しかし、指先にあるのは動脈ばかりではなく、静脈も毛細血管も通っている。その中から、どうやって動脈の色だけを抜き出して測るのだろうか。
動脈は「脈打って」いる。他の血管は脈打たない。よって、脈によって変化の大きい部分だけに注目すれば動脈の血液を測ることができる。すばらしい。

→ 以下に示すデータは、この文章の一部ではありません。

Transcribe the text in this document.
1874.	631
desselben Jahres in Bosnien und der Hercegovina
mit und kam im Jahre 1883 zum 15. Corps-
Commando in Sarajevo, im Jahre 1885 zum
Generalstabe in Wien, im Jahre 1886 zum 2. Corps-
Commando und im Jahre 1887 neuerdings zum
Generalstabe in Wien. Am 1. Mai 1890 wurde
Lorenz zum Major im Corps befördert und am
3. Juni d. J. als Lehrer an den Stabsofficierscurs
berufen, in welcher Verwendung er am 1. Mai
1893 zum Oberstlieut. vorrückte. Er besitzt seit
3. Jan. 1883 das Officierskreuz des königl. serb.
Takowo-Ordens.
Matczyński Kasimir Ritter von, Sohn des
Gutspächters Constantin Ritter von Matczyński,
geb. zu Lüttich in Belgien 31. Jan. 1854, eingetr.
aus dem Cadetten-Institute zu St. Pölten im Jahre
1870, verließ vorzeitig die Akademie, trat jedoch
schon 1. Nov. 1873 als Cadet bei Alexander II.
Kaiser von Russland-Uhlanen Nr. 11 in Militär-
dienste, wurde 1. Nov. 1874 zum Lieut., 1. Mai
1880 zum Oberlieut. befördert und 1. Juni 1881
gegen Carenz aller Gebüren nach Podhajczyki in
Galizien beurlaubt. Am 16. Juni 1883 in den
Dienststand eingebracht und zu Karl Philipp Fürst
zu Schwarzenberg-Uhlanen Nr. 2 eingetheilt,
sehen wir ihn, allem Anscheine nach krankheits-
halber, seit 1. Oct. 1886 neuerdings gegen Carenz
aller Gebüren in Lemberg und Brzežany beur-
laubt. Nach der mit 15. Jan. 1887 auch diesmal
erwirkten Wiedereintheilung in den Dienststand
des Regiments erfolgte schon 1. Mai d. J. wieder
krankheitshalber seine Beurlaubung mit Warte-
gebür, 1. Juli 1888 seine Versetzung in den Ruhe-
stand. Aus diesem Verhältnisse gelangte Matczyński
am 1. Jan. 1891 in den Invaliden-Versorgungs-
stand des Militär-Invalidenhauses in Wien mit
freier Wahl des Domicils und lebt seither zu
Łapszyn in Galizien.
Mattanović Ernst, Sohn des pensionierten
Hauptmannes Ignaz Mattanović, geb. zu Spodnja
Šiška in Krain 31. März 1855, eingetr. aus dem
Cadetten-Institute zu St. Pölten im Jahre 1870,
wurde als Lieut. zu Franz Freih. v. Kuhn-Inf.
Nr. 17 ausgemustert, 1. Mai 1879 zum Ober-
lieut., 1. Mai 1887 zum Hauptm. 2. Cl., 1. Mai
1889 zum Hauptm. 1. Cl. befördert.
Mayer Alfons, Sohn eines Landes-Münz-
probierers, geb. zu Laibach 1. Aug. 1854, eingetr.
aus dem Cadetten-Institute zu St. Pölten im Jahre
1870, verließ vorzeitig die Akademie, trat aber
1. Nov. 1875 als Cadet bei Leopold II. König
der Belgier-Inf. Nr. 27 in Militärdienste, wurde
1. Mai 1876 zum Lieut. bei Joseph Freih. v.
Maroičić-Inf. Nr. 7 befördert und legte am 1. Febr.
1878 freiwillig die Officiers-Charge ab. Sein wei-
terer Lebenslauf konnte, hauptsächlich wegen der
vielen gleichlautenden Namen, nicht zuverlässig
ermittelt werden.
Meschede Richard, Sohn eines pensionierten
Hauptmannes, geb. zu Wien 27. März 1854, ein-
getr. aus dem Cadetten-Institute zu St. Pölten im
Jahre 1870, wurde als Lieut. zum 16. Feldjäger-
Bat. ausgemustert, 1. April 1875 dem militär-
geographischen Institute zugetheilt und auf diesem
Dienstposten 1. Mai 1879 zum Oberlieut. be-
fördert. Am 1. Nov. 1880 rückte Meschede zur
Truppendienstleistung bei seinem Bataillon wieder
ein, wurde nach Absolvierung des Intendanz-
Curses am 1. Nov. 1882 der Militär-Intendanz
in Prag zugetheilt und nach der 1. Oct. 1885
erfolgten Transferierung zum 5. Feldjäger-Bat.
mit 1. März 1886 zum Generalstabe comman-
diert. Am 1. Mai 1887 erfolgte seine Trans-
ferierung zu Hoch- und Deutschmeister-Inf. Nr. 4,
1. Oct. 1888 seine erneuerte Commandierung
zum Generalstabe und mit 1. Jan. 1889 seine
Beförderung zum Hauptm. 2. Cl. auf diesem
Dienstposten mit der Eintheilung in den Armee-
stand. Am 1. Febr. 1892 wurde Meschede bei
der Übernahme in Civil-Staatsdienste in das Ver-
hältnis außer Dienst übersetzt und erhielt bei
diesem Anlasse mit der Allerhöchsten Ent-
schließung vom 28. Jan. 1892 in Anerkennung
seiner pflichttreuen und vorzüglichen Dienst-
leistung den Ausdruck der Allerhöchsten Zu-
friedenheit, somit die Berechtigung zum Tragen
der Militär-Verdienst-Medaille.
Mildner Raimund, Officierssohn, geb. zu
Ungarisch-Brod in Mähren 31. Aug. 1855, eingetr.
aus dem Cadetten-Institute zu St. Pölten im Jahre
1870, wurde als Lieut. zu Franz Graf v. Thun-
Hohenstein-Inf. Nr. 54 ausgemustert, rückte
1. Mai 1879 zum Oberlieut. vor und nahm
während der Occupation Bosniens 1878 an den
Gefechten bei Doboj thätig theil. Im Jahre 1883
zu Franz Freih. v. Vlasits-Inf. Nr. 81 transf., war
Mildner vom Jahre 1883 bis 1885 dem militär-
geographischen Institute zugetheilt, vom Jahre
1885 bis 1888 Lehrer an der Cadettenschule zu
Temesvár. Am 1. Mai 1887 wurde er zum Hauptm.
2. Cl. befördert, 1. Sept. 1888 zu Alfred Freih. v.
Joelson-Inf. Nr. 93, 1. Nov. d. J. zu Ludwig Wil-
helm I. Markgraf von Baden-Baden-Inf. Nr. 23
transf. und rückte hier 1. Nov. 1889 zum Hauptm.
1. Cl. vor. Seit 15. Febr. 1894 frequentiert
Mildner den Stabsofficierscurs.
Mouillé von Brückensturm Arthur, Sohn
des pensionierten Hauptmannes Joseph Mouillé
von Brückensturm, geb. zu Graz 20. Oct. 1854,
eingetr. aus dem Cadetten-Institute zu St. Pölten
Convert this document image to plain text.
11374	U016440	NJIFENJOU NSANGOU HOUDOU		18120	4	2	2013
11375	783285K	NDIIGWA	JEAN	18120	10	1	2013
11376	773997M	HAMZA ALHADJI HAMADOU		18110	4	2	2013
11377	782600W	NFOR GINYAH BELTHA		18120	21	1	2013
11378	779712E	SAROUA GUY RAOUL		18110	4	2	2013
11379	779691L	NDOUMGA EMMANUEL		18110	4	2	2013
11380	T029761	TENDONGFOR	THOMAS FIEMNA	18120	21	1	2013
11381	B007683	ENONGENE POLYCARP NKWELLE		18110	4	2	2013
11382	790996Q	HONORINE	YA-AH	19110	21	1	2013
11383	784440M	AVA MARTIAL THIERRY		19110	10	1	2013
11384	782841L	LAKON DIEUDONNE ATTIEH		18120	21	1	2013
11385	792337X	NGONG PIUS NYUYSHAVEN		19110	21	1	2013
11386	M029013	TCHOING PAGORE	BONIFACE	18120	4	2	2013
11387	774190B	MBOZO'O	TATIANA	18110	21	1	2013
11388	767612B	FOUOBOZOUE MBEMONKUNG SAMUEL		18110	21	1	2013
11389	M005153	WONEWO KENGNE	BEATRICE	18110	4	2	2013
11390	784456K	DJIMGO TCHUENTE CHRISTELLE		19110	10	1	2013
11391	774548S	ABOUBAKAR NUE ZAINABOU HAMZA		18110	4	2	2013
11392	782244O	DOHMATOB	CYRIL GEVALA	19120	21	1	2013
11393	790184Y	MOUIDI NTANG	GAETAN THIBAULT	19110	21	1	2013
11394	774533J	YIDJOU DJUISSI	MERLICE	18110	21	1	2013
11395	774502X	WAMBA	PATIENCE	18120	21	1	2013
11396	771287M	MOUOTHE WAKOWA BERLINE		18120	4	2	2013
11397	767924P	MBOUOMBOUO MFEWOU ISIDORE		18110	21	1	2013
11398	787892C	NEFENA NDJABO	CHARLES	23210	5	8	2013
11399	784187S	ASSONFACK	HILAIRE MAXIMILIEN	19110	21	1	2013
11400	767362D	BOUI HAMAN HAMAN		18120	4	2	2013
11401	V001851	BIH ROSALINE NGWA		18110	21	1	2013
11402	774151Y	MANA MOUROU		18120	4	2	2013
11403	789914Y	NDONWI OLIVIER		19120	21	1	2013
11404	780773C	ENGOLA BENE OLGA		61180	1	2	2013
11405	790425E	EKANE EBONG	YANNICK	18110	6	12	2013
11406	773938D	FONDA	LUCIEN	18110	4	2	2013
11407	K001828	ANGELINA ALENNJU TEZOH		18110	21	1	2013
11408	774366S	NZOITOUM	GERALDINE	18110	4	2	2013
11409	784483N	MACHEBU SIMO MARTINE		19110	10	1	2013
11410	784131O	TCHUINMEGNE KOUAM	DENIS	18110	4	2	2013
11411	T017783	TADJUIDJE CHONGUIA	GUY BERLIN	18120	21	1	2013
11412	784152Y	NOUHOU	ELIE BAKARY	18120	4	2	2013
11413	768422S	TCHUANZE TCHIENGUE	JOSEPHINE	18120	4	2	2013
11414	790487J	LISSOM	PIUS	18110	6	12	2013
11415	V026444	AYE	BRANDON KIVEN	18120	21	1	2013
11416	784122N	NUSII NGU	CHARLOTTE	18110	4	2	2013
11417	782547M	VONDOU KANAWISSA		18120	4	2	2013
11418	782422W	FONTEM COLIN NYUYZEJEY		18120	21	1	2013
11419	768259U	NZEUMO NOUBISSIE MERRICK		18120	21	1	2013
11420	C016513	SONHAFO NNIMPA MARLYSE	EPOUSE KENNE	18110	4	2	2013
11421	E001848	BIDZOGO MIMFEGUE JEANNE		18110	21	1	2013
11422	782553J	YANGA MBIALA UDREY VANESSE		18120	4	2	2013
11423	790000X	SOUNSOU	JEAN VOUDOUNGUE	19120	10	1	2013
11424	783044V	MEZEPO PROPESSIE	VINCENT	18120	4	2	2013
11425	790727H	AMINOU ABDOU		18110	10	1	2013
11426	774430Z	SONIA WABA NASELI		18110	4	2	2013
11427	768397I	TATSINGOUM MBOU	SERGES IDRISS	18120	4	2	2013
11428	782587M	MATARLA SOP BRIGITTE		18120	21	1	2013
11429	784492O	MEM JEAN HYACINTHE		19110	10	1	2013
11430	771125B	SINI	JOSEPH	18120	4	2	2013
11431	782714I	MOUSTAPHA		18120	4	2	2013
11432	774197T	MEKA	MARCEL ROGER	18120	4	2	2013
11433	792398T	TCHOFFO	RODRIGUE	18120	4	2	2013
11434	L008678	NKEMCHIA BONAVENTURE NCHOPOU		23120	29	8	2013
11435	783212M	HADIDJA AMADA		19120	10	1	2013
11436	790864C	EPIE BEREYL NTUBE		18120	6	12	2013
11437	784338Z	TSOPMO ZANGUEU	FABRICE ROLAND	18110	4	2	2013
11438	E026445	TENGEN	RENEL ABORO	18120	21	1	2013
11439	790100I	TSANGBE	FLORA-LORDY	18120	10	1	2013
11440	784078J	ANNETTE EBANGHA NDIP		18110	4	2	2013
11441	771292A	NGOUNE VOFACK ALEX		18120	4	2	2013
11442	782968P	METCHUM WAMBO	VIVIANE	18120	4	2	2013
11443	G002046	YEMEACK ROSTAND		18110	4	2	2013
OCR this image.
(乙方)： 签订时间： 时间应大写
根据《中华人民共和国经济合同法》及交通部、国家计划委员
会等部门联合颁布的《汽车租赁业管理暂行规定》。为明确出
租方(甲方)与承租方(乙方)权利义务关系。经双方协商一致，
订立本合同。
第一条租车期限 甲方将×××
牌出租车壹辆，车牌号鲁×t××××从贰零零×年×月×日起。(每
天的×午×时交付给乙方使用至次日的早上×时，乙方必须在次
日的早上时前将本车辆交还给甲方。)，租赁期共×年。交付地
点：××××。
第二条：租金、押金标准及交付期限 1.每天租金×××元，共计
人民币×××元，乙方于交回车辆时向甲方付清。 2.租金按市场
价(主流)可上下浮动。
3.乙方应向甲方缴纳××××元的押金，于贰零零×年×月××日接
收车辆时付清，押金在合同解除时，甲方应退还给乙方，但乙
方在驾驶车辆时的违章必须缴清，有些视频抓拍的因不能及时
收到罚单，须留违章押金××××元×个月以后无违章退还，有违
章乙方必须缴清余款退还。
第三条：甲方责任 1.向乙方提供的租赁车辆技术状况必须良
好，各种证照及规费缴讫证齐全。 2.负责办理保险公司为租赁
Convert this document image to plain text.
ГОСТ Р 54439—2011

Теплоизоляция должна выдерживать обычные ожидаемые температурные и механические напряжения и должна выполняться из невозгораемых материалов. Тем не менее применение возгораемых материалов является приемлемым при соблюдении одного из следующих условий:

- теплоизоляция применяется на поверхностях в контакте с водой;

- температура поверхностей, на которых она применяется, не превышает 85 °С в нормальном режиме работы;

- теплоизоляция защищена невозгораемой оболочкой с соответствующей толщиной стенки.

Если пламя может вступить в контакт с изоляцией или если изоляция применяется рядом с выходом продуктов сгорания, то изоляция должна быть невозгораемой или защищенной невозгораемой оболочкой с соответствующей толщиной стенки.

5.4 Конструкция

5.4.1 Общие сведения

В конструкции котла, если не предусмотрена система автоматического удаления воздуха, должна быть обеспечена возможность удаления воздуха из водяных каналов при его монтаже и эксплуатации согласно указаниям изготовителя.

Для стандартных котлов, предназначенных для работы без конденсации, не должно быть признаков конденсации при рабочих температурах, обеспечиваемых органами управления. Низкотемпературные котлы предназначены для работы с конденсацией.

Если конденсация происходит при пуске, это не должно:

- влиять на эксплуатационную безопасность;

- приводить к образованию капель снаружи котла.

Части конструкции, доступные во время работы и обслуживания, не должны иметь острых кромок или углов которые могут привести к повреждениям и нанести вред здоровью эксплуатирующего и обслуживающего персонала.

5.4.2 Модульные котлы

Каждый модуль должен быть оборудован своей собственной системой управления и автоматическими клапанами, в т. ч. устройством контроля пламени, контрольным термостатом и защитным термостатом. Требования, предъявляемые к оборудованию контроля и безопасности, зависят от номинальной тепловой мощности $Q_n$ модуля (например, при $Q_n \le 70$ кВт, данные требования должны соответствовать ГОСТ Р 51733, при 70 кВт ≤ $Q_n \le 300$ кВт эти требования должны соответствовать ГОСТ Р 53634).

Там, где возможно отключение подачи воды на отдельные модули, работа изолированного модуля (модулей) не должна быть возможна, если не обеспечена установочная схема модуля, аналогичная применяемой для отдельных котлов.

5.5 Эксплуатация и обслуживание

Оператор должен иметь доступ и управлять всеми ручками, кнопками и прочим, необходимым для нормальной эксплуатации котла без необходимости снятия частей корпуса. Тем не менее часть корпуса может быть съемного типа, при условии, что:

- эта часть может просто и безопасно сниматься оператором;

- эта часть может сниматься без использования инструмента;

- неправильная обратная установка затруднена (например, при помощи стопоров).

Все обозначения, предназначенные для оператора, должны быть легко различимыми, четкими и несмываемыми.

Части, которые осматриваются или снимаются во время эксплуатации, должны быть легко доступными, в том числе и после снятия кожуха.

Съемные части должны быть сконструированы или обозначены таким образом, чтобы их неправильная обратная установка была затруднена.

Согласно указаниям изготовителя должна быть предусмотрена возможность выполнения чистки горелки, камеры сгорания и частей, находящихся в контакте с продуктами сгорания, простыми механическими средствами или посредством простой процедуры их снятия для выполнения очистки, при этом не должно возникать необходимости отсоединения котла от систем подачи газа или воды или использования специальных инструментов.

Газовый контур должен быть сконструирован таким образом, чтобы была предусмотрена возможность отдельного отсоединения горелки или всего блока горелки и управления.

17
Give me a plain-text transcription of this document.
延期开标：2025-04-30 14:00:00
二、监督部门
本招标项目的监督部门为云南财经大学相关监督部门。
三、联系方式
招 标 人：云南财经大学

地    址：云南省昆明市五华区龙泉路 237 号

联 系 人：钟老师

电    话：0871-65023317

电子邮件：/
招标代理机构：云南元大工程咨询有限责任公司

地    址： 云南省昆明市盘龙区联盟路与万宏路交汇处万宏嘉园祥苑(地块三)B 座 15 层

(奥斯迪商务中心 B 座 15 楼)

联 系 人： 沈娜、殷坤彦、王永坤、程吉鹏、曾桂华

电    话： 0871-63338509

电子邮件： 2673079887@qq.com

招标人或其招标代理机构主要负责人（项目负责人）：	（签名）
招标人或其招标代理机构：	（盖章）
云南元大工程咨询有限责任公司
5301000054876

1974年に日本光電株式会社の青柳卓雄博士が発明したそうである。大したもんだ。
ぜん息患者といえでも、ふだんからそうそう酸素濃度が減るわけではないのだが、ちょっと調子が悪いかなという時の目安になる。他の用途としては、高い山に登る人が使うらしい。
ぜん息などではないぼくも時々測るが当然いつも正常値(94~99%)しか示さない。しかし、しばらく息を止めているとグングン下がっていくのがわか
る。ただし、すぐには変化せず、時間がかかる。息を止めて肺から酸素が行かなくなっても、それまでに体を循環している血液の濃度は前のままだから、これも
当然ではある。逆に、止めるのをやめて息を吸っても指先まで行き渡るまでには時間がかかるので、すぐには回復しない。
かつては、血液を抜いて測定したそうで、動脈から抜くのはエライことで結構大変だったらしい。